American Alpine Jounrna and Accidents in North American Climbing

North America, United States, Colorado, Ascents in the San Juan Needles

  • Climbs And Expeditions
  • Climb Year:
  • Publication Year: 1962

Ascents in the San Juan Needles. On July 5 David Michael, John Marshall and I climbed what we named "Sunlight Spire,” the summit of which is an impressive obelisk, which, at 14,000 feet, is the culminating point of the group of pinnacles on the ridge between Sunlight and Windom peaks.

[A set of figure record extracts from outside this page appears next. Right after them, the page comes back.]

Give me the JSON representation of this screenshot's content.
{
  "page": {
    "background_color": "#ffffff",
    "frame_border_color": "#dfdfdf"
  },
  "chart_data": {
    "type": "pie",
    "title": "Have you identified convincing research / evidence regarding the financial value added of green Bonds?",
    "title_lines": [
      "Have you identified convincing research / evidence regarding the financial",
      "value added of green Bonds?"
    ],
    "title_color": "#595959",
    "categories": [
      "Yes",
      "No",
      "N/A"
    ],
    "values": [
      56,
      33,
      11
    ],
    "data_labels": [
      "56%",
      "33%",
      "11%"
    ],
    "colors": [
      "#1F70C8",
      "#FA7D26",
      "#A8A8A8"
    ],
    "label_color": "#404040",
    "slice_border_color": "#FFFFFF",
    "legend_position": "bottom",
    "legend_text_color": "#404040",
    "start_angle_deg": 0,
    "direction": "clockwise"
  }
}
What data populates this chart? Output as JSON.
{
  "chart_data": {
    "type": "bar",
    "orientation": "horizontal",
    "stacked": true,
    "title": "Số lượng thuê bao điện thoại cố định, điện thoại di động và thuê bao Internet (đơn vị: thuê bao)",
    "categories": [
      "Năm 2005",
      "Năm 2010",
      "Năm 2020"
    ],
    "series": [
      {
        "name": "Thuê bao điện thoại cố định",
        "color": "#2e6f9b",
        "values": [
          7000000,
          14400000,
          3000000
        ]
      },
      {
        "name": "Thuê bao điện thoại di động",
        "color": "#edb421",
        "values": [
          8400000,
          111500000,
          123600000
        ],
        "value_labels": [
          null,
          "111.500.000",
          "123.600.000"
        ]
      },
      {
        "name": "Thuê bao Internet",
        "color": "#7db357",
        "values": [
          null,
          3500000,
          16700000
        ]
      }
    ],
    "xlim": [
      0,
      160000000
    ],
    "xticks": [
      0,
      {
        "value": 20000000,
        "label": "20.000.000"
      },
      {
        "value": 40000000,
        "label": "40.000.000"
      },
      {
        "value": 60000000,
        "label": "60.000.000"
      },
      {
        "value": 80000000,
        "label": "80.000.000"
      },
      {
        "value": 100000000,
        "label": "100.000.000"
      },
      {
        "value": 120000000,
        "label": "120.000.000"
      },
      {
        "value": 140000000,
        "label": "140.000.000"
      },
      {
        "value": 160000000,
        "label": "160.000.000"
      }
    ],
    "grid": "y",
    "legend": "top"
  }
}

We approached it on the west slope to about 120 feet below the top. The key to the climb is a large vertical crack on the north side. Its base was about 45 feet above us. The first pitch took us easily up 30 feet to some cracks just west of the main crack. With pitons for protection, I climbed to the base of the latter and placed in it a large chrome-moly angle piton (called "cowbell” from its sound). We climbed an easy, sloping crack along the north base of the obelisk to reach a ridge on its north side about 40 feet below the summit. To regain the main vertical crack, we placed two expansion bolts in the obelisk above us, and standing in stirrups from the second, David placed a solid cowbell in the main crack. By using four or five more cowbells, we reached the top, which showed no signs of previous occupancy save by birds.

Immediately above our camp near the beaver ponds in No Name Creek rose an impressive pinnacle at about 13,000 feet. It is on the northeast side of Animas Mountain on a ridge which rises from No Name Creek to a point midway between Animas and "Peak 13.” We called it "Ominous Pinnacle” and worked out a route nearly to the summit on a series of rainy days. The first effort was by John Marshall and me on July 4. We started up a large couloir and turned up a small couloir, which we followed with deviations on ledges and a chimney to a ridge south of the pinnacle. About 100 feet below the summit, our approach to the pinnacle was blocked by a large and steep fin on the ridge, whose defenses we probed before retreating in the rain. The skies looked ominous when Graham Matthews and I returned on July 7. We soon confronted the sloping ledges of the fin’s east face. From a good belay spot atop a large boulder we could see that the problem was to traverse 60 difficult feet to Ominous Pinnacle proper, whence a series of cracks led toward the top. On delicate holds I reached the pinnacle and continued 50 feet up cracks to a fine belay spot. In the rain, Graham crossed the ledges to join me, leaving a climbing rope through pitons which I had placed for protection for a fixed rope on the return. As the rain stopped Graham led up the cracks to a large ledge 60 feet below the top. I found a crack with a small overhang at its bottom, which led left to the south ridge and poking my head over the ridge, I saw an inspiring line of thunderstorms just west of the Animas River moving towards us. I followed the steep, exposed and exceedingly rotten ridge upwards; handfuls of it could be torn off and flung into the abyss. Shortly below the summit I was delighted to find a huge block of sound rock, a fine belay and rappel point. I belayed Graham up to this point, which we defined as our summit and used the rappel point to descend, though still eight feet lower and twenty feet away from the summit.